In the past few years, apples have gradually taken over my life. It began innocently enough. I began buying apples as a healthy snack. The next thing I knew, I was eating applesauce every morning with breakfast, drinking apple cider most evenings, and occasionally snacking on apple pie. Just as the first Adam was enticed by the fruit of Eden, so this Adam seems to have ensnared by apples.
Honestly, I never meant to become an apple aficionado. The fruit crept stealthily into my diet, and it was only a month or two ago that I realized how much of my daily intake was apple-based. I suppose there are worse vices.

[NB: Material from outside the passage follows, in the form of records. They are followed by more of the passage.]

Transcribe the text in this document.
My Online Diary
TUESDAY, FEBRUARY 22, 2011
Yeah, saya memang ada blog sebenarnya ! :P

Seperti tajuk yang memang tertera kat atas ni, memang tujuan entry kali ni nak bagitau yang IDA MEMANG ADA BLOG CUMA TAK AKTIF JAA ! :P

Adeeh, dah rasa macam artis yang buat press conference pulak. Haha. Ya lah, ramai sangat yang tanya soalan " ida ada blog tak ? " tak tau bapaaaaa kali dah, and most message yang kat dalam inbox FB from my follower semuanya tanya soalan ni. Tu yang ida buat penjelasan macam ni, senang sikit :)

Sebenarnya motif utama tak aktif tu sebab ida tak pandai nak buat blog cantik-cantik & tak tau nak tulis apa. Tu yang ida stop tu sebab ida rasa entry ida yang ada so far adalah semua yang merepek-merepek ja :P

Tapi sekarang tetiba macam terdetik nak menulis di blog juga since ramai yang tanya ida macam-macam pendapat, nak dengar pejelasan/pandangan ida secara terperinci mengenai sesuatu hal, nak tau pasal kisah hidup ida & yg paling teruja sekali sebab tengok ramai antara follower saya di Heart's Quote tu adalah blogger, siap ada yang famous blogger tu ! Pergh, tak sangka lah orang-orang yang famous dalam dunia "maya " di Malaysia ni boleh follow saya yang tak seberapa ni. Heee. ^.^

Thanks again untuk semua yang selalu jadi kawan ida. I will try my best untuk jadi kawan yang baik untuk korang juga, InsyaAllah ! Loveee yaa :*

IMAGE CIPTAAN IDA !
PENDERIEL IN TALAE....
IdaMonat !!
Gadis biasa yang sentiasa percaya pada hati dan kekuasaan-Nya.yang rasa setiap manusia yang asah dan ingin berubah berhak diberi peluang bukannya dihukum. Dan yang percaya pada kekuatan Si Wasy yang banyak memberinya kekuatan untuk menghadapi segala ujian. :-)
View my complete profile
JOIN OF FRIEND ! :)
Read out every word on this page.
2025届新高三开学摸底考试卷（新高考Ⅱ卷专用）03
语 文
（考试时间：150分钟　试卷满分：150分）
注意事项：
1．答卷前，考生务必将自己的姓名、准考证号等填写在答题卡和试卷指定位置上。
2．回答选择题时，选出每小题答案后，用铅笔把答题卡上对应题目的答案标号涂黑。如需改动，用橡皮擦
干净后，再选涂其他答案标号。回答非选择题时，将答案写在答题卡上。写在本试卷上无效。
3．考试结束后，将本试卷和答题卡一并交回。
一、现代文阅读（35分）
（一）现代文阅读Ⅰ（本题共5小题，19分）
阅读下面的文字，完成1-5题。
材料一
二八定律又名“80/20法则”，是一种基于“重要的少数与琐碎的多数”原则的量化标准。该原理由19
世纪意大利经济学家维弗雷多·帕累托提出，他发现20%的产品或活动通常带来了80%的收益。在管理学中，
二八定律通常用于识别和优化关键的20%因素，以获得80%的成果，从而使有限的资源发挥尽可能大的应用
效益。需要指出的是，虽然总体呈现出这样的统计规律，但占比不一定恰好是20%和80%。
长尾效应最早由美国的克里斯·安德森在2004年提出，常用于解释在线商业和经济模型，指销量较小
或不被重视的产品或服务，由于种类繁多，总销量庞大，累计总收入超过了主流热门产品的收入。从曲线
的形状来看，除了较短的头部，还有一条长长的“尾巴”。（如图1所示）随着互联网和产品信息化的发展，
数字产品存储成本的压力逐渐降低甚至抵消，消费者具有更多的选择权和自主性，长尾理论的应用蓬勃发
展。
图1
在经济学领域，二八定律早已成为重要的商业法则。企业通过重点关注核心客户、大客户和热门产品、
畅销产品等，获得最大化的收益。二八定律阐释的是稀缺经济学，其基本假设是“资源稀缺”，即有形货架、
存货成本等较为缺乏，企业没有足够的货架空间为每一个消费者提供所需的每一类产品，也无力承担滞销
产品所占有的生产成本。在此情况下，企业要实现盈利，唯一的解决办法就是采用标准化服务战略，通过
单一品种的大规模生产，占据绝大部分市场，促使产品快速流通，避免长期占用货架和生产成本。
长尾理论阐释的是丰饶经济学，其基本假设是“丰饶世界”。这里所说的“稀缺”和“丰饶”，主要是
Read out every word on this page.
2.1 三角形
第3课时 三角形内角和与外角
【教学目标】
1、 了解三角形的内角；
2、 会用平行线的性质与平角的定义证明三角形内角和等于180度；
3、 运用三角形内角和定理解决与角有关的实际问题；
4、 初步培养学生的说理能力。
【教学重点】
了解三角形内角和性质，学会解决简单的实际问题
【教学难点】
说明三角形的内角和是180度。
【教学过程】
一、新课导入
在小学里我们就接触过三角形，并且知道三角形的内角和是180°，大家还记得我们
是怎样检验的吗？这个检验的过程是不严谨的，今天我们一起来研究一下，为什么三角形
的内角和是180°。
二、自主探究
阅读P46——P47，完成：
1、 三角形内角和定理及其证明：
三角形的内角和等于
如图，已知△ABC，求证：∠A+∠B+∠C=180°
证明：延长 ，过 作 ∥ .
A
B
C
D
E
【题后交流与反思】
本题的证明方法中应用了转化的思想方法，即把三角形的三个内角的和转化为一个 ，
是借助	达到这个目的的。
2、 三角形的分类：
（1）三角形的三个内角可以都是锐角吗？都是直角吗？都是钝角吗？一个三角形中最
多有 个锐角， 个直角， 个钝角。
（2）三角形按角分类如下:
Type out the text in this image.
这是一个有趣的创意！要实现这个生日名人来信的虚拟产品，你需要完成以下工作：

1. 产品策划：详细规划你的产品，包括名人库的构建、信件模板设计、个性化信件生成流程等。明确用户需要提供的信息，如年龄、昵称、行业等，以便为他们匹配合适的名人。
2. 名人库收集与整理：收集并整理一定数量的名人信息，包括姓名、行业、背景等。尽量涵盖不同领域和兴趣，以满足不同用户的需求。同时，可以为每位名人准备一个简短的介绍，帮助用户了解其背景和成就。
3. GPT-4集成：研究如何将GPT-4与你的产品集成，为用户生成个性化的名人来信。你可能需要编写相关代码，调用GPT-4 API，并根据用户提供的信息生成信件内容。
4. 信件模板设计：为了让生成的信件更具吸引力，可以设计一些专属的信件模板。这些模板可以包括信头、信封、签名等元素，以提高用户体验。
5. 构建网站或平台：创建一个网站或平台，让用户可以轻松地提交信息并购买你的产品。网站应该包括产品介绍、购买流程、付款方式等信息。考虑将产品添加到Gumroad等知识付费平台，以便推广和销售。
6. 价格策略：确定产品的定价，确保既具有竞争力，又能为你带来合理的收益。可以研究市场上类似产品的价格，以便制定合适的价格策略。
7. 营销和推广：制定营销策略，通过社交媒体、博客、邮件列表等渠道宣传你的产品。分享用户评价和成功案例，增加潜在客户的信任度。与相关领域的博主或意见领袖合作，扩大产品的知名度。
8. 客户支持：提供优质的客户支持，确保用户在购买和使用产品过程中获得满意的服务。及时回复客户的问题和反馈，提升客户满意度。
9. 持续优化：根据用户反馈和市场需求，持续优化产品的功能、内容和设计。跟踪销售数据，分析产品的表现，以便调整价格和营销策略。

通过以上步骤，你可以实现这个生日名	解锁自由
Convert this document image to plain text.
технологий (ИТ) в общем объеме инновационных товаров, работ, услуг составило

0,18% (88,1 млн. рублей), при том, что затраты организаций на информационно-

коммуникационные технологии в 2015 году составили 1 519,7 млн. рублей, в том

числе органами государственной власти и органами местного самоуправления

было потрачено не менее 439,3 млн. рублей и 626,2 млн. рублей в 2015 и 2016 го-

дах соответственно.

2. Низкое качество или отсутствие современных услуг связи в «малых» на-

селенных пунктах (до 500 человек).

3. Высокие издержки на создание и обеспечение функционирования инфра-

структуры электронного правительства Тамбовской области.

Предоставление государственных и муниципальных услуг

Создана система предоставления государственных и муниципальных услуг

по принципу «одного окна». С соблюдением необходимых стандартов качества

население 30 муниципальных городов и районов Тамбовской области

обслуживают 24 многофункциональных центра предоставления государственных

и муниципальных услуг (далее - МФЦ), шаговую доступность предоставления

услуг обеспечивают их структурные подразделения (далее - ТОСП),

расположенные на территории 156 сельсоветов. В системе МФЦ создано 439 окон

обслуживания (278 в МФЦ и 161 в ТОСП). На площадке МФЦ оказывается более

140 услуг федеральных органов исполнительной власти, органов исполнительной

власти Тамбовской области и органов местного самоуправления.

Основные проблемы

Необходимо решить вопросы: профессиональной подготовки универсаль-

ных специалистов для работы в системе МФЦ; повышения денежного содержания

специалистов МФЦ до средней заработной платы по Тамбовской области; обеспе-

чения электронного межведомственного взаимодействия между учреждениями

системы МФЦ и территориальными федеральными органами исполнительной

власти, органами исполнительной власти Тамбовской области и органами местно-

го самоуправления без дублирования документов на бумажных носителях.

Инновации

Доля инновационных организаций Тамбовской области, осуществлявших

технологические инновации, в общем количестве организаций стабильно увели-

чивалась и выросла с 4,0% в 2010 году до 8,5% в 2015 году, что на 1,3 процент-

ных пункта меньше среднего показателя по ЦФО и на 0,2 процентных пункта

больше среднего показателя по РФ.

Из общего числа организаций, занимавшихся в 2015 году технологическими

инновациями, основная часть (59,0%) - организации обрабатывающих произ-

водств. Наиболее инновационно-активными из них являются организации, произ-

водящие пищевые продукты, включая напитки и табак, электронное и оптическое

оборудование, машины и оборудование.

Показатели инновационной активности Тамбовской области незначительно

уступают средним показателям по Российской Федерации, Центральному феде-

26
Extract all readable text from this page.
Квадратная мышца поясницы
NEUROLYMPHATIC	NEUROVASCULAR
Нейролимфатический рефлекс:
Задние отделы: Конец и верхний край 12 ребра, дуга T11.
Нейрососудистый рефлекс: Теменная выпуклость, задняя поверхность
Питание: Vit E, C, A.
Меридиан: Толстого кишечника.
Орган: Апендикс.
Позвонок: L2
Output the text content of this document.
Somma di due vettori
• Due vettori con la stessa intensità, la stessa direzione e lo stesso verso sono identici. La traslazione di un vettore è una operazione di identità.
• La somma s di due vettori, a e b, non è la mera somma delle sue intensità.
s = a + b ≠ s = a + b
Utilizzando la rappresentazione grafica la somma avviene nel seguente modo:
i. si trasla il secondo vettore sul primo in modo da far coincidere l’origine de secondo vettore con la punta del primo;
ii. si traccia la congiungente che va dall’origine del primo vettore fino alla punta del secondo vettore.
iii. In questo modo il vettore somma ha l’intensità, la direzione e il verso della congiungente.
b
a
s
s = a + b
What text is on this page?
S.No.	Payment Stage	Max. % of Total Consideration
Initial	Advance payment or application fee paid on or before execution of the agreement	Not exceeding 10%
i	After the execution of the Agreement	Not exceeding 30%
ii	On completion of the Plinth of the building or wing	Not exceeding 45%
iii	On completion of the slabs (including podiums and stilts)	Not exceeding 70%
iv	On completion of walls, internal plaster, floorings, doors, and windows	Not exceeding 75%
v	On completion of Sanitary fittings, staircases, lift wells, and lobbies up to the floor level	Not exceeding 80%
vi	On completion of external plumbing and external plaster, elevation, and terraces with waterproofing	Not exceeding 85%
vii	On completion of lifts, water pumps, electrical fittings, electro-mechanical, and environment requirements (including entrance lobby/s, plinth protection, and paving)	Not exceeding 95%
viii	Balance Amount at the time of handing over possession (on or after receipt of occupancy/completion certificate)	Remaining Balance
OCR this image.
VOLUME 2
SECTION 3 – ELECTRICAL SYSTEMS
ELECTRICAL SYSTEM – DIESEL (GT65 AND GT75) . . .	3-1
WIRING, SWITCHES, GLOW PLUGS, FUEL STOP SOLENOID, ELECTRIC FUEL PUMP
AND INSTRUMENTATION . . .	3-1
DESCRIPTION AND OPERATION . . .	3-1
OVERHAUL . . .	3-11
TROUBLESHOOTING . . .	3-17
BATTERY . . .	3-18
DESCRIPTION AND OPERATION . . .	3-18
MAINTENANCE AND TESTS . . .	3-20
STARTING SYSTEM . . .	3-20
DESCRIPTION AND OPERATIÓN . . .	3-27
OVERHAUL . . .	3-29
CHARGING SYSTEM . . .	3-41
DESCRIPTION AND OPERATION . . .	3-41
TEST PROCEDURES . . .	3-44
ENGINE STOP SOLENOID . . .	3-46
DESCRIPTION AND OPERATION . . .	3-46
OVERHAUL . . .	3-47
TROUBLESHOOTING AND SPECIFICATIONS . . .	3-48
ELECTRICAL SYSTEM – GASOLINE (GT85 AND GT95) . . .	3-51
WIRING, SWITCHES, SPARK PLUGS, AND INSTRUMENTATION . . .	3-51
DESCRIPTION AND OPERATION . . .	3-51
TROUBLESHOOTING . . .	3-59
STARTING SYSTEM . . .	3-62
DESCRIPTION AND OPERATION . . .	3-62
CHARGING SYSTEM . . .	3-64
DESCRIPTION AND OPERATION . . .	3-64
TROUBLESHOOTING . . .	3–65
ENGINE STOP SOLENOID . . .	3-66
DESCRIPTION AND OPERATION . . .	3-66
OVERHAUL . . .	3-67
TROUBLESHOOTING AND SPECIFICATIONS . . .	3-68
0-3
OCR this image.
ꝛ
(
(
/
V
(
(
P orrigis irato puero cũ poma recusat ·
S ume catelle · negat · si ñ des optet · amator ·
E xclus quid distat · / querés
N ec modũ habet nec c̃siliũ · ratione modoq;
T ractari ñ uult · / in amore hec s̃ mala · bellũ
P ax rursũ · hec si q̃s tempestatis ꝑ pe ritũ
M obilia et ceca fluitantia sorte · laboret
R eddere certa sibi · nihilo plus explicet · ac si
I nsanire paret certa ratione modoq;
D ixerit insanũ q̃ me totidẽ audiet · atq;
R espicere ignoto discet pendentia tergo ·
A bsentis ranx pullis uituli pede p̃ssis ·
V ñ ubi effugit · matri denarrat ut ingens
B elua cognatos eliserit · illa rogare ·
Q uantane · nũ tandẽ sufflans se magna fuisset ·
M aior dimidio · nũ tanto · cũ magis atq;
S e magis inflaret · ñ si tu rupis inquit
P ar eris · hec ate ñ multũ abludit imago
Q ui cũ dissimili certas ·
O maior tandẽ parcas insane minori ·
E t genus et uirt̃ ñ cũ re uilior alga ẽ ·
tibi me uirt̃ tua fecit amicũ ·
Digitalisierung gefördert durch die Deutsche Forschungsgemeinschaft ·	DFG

After realizing my fondness for apples, I resolved to find the perfect variety. I had favored Gala apples for a couple of years, having chosen them over other varieties simply because I liked the name. It was time for me to abandon old habits and explore new possibilities. It was a journey—the Quest for the Perfect Apple.
From the start, I shunned Red Delicious apples. These deceptively-named fruits are disgusting. Their thick, bitter skins cover fruit with the texture of wet cardboard and no particular flavor. I also avoided Granny Smith apples. These emerald-green fruits are perfect for baking, but too sour to eat raw.
Thus my quest began with Jazz apples, which were tart but tough. I moved on to Pink Lady apples. These were more yellow than pink, and not particularly tasty. As much as I wanted to try Fuji apples, which are renowned for their sweetness and crispness, I couldn’t find any at the local grocery store.
In the end, I returned to Gala apples. These crisp, sweet, nice-smelling fruits are tasty, healthy, and relatively inexpensive. I average about one apple daily. “An apple a day keeps the doctor away,” and doctors have kept their distance so far. (There is one Doctor I wouldn’t mind meeting, but he once claimed that “apples are rubbish,” so I’m not sure we would get along.)
I’ve already mentioned my liking for applesauce and pie; I also enjoy apple butter, fritters, and dumplings. For a few wonderful, all-too-short weeks every year, a nearby Amish market sells fresh-pressed apple cider by the gallon. There are a ridiculous number of ways to enjoy this delicious fruit.
In conclusion, apples have really grown on me. (Pun intended. I’m sorry.) I am an apple fanatic to the core. (I’m so sorry.) In this case, the phrase “Adam’s apple” is perfectly apple-poe—I mean, apropos. (I’m so, so sorry.) If you disbelieve my fondness for the fruit, this blog post is full of examples—just check out them apples! (I’m so, so, so sorry.) I hope these puns haven’t left any of my readers upset or apple-plectic—apoplectic, I mean. (I’m so… never mind.)
For the record, bananas and avocados are also pretty good.
Fuji is my favorite.
Honeycrisp is next.
Then Gala.
I agree with you that Red Delicious is last.
Everyone seems to agree that Fuji apples are really good. I’ll keep an eye out for them at my local grocery store.
Never apologize for genius.
Your view of puns is a generous one. 🙂
If I’m going to eat an apple, I always go with Fuji. They’re delightful. I’ll eat others, but most of the time I’ll be wishing it was a Fuji. 😛
Do I agree that Red Delicious apples are awful? Of core-se.
I’ll keep an eye out for Fuji apples. As for your apple pun, YOU SHOULD BE ASHAMED. 😉
YOU should be ashamed, it is your flagrant punnery that has caused me to fall to such depths. I AM BLAMELESS!
Indeed, I am greatly ashamed. Puns are the coarsest kind of humor… or should I say, the “core-sest.”
I can not breathe, because of the end of this. Thank you.